Understanding Sovereignty: Key Features and Historical Phases
The concept of sovereignty is linked to the idea that any request is subject to some criterion or justification. For Bodin and Hobbes, ‘absolute’ cannot mean the same as ‘with full arbitrariness’.
Key Features of Sovereignty
We can state the features that persist in the idea of sovereignty:
- It is a political power higher than any other power in society, whose decisions can be imposed.
- It operates from a general justification in reference to a social interest.
- What characterizes it is the power to establish what is right in a community. This power is justified and legitimate to fulfill its mandate.
Phases of Sovereignty
The idea of sovereignty has evolved through several phases:
Initial Phase
In the initial phase, the theoretical core of sovereignty appears, and authors begin to elaborate on it. The sovereign makes the final decision but must ensure a valid right.
Second Phase
The second phase is formed when the constituent power appears in the first constitutions.
During the French Revolution, the figure of sovereignty refers to a payment of sovereignty to the nation. The sovereign can do whatever they want.
In England, there is the awareness that in a state governed by law, there can be no absolute sovereign; no court can have absolute power. This statement does not exclude the figure of sovereignty. Instead, sovereignty guarantees fixing guarantees that list the rights and freedoms of citizens. They also covered the powers of the monarch as head of the courts. In a state governed by law, sovereignty appears when defining who can handle it and how. The question is who exactly is the subject, and how should it be done under the established law. It is the first time to highlight those divisions. The two aspects are inseparable from the concept of sovereignty.

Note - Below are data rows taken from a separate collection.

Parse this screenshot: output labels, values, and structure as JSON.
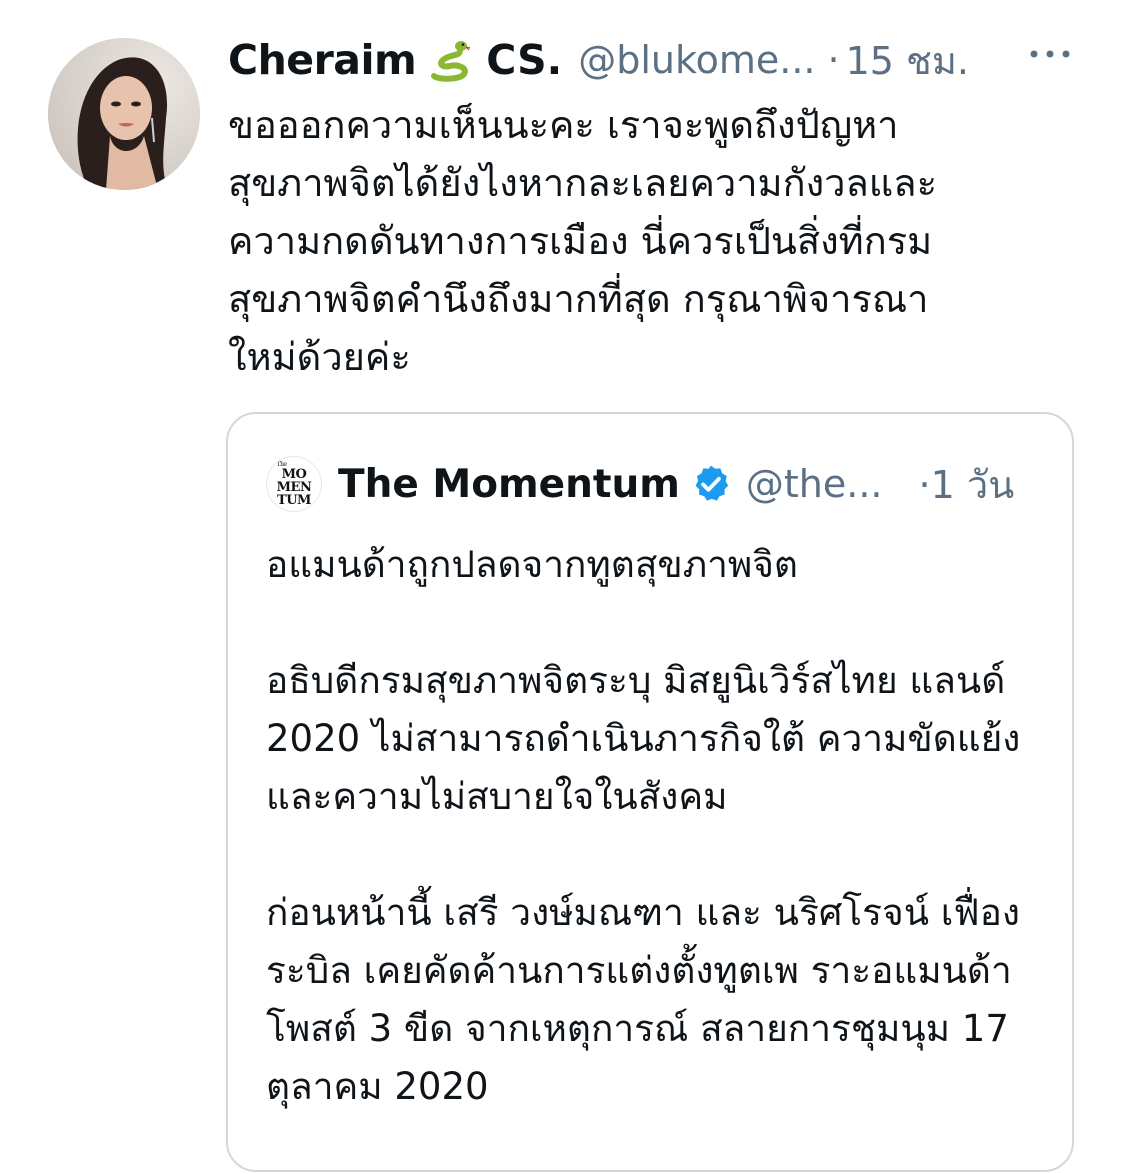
{
  "tweet": {
    "display_name": "Cheraim",
    "display_name_suffix": "CS.",
    "handle": "@blukome...",
    "separator": "·",
    "time": "15 ชม.",
    "emoji_icon": "snake-emoji-icon",
    "text": "ขอออกความเห็นนะคะ เราจะพูดถึงปัญหา\nสุขภาพจิตได้ยังไงหากละเลยความกังวลและ\nความกดดันทางการเมือง นี่ควรเป็นสิ่งที่กรม\nสุขภาพจิตคำนึงถึงมากที่สุด กรุณาพิจารณา\nใหม่ด้วยค่ะ"
  },
  "quote": {
    "logo_lines": [
      "The",
      "MO",
      "MEN",
      "TUM"
    ],
    "name": "The Momentum",
    "handle": "@the...",
    "separator": "·",
    "time": "1 วัน",
    "paragraphs": [
      "อแมนด้าถูกปลดจากทูตสุขภาพจิต",
      "อธิบดีกรมสุขภาพจิตระบุ มิสยูนิเวิร์สไทย แลนด์ 2020 ไม่สามารถดำเนินภารกิจใต้ ความขัดแย้งและความไม่สบายใจในสังคม",
      "ก่อนหน้านี้ เสรี วงษ์มณฑา และ นริศโรจน์ เฟื่องระบิล เคยคัดค้านการแต่งตั้งทูตเพ ราะอแมนด้าโพสต์ 3 ขีด จากเหตุการณ์ สลายการชุมนุม 17 ตุลาคม 2020"
    ]
  },
  "colors": {
    "text_primary": "#0f1419",
    "text_secondary": "#5b7083",
    "card_border": "#cfd9de",
    "verified_blue": "#1d9bf0",
    "snake_green": "#8ab832"
  }
}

The second phase refers to when the constitutional question is consolidated under the liberal view. This means that under this regime, a clear difference is established between positive law and the Constitution, which is a political document and something different from the law. At that point, we speak of the sovereignty of Parliament. The law is the Higher Standard created by the Parliament acting by proxy.
Third Phase
In the third phase, there is talk of a constitutional state and popular sovereignty. This step involves two moments up to the current design:
- Timing of struggle against the bourgeois liberal conception: the idea of popular sovereignty arises with a quantitative trait: all citizens should participate; the people are the subject of sovereignty.
- Qualitative: We all have the right to participate fully and without any duress.
The idea of popular sovereignty is understood. In a way, what is at issue is a key differentiation in this area that becomes visible when exposing two terms:
- International law (among nations).
- Supranational law (Above nations).
International law refers to a law between sovereign nations. If international law is part of that idea, however good it is, it lacks two things: a power to compel that applicable law and the legitimacy of that power that can establish the law. These two elements are what could make a supranational law, such as the UN, possible.